John Cheever (1912-1982)

            Many centuries ago even private reading was done aloud, and early writers sometimes call words “the voices of the page”.  Almost any good piece of writing is magnified by being read aloud.  Dramatic literature demands it.  Our literature was born in orality, the word spoken or sung, the word heard and engaged. Modern technology is perhaps returning us to a bardic culture in which recitation is scarcely subordinated to composition.  My wife, a voracious reader, does her reading mainly through earbuds.

            What happens in Cheever’s “Reunion”?  Practically nothing, and a very great deal.  A young lad who barely knows his father, yet yearns for connection to him, has a ninety-minute opportunity for connection between his trains in and out of the city.  The father will treat him to lunch.  But though they enter four different restaurants, there is no lunch.  What there is is a display of the father’s character so appalling, so awful, and so economical that the embarrassed reader learns in three pages what would require ten pages of discursus to lay out.  This is mostly achieved through the invented spoken words of one character. The mother never appears, but you intuitively grasp the essence of the marriage and the inevitability of the divorce.  You don’t even need to be told by the young narrator what in fact you are told in the story’s first and final lines: “that was the last time I saw my father.”

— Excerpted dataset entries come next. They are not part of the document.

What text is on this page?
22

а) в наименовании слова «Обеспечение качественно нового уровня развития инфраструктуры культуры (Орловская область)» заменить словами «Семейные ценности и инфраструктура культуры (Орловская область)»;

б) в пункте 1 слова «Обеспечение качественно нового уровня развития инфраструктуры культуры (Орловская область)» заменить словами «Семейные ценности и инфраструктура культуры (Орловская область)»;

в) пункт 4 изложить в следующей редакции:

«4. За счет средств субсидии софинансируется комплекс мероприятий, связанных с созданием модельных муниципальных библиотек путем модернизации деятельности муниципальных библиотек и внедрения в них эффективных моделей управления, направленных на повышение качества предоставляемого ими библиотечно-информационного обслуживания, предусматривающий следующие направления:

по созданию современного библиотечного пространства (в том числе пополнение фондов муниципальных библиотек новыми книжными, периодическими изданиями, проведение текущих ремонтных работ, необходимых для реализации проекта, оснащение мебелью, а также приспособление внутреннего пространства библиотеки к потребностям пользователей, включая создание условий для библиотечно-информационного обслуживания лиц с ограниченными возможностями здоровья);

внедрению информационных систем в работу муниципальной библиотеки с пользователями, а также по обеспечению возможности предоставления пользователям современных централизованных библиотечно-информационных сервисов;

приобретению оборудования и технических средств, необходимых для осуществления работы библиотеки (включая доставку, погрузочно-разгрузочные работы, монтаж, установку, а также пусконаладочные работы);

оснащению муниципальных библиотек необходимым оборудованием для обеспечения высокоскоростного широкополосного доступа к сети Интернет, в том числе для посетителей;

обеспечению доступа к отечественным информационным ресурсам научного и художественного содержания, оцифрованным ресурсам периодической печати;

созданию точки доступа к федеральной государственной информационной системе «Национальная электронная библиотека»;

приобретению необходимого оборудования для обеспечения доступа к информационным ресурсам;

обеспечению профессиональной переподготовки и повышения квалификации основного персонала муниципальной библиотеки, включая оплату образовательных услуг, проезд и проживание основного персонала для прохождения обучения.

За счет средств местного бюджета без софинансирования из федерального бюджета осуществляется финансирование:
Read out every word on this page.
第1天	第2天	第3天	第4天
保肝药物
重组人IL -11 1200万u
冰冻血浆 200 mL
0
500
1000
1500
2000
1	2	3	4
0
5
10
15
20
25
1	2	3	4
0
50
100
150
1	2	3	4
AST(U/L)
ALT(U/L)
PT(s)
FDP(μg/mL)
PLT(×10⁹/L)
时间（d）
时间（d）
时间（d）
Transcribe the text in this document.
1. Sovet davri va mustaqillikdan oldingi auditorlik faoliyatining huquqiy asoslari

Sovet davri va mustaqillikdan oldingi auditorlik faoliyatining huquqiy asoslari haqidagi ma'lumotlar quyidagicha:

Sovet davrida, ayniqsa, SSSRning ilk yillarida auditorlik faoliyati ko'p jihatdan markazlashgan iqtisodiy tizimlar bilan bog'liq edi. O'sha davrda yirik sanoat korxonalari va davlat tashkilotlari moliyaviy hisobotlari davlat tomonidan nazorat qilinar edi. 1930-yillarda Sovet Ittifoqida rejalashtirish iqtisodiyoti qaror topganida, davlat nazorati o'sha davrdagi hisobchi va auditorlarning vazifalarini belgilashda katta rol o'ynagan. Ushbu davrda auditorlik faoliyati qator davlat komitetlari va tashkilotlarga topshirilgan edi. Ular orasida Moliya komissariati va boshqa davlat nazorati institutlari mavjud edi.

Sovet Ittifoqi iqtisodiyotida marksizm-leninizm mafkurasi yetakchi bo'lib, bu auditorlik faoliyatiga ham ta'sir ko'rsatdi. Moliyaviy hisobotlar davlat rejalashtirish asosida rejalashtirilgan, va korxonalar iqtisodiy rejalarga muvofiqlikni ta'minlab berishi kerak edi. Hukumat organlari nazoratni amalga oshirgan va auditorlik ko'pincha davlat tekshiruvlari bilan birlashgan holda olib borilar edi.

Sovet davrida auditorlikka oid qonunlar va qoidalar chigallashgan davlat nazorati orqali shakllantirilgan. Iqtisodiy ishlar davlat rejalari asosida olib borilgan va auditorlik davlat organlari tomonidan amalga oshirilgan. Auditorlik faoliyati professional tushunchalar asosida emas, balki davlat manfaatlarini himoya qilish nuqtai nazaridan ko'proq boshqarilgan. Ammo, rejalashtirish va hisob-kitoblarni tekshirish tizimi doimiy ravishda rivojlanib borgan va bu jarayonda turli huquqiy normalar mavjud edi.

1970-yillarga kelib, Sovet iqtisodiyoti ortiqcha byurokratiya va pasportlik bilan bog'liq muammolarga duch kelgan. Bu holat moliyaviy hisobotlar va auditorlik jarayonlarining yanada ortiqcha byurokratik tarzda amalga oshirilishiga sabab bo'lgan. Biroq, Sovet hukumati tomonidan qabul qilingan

Though I did not remember having read Cheever’s “Reunion” before, I had a dim sense of déjà vu—or was it entendu?—while listening to Ford read.  When I went to the Internet in search of a text, I discovered a possible explanation.  There is actually a New Yorker podcast of Ford reading the story.  In fact, I take it he has made something of a set piece out of tandem public readings of the two “Reunions”.  You don’t need to take my word for it.  You can hear it for yourself.